Not Gifted? What Now?
Let’s say you have your child tested and it turns out he’s normal, and not gifted, as you had anticipated. Where do parents go from here? Cole is prosaic, “Be thankful you have a wonderful child. I say we should challenge all children to the best of their abilities: every child needs to be challenged in order to help develop the skills that power successful lives.”
But Bellezza wouldn’t let things rest here. “Get a second opinion. If the child’s results on the school’s testing did not meet the threshold for giftedness, parents can seek out private testing through a psychologist. Depending on the school’s giftedness screening policies, parents might be able to try again the following year as well.”
Alina Adams stresses that the various tests for giftedness aren’t particularly valid until the child reaches the age of 10 or 12. Even then, “Different tests will produce different results depends on the day your child took the test and what mood they were in then.

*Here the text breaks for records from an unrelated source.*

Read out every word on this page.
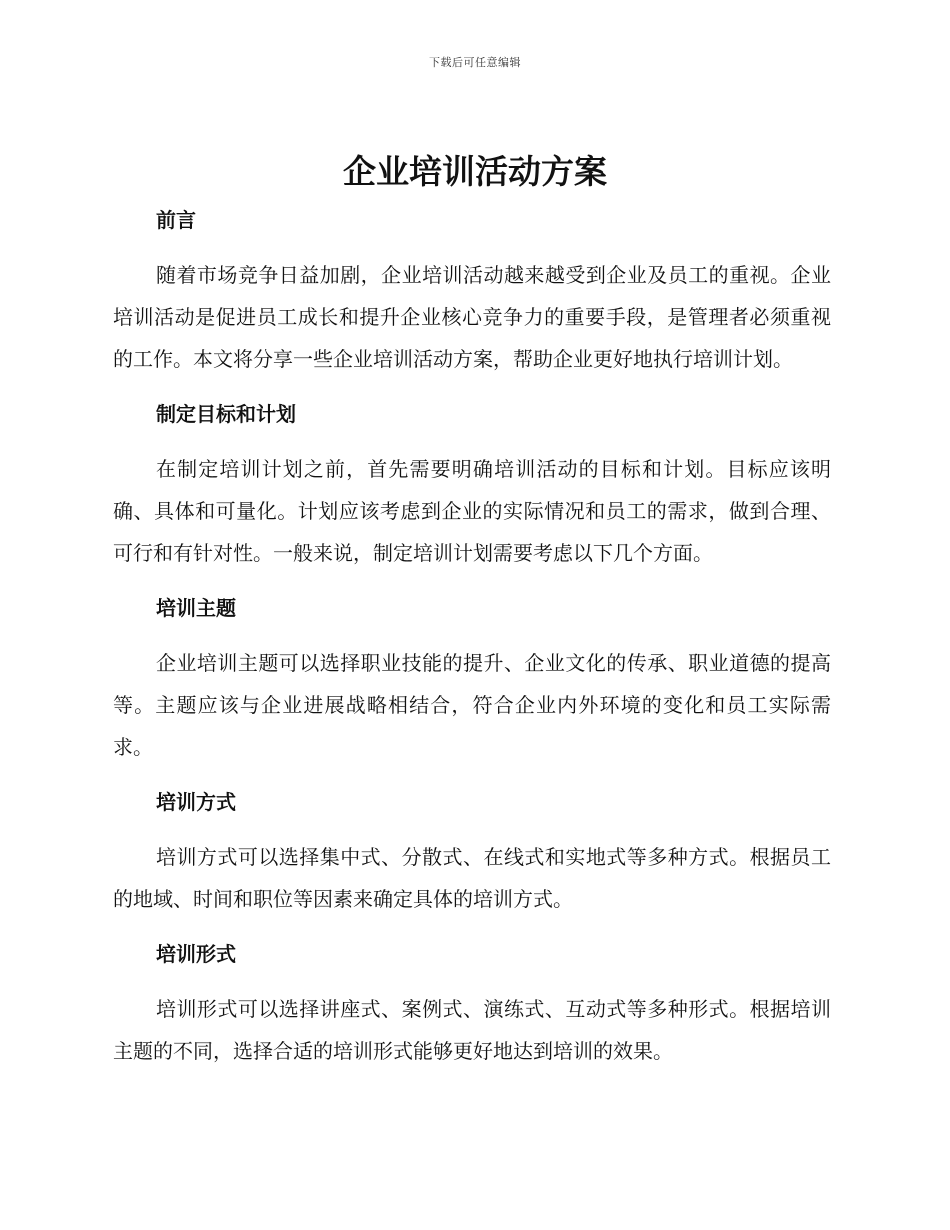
下载后可任意编辑
企业培训活动方案
前言

随着市场竞争日益加剧，企业培训活动越来越受到企业及员工的重视。企业培训活动是促进员工成长和提升企业核心竞争力的重要手段，是管理者必须重视的工作。本文将分享一些企业培训活动方案，帮助企业更好地执行培训计划。

制定目标和计划

在制定培训计划之前，首先需要明确培训活动的目标和计划。目标应该明确、具体和可量化。计划应该考虑到企业的实际情况和员工的需求，做到合理、可行和有针对性。一般来说，制定培训计划需要考虑以下几个方面。

培训主题

企业培训主题可以选择职业技能的提升、企业文化的传承、职业道德的提高等。主题应该与企业进展战略相结合，符合企业内外环境的变化和员工实际需求。

培训方式

培训方式可以选择集中式、分散式、在线式和实地式等多种方式。根据员工的地域、时间和职位等因素来确定具体的培训方式。

培训形式

培训形式可以选择讲座式、案例式、演练式、互动式等多种形式。根据培训主题的不同，选择合适的培训形式能够更好地达到培训的效果。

“The fact is; no test result will change the behavior that prompted you to get your child tested in the first place. If they are passionate about a subject or activity, keep encouraging them, no matter what some number on a piece of paper says.”
Effort Over IQ
Adams takes the opportunity to once again emphasize a mindset of effort over IQ. “If, to paraphrase Forrest Gump, ‘stupid is as stupid does,’ then so is ‘gifted,’” adding that many in the gifted community disagree. To illustrate her personal philosophy, Adams relates this anecdote about her own three children. “Each one took the tests at age 4 that NYC requires for school placement. One was deemed not gifted, another gifted, and a third profoundly gifted.
“Which of my children is my worst student? The gifted one.
“Which of my children was my latest reader? The profoundly gifted one.
“Which one is starting Princeton this September? The non-gifted one.”
It’s a lesson we can all understand and learn from.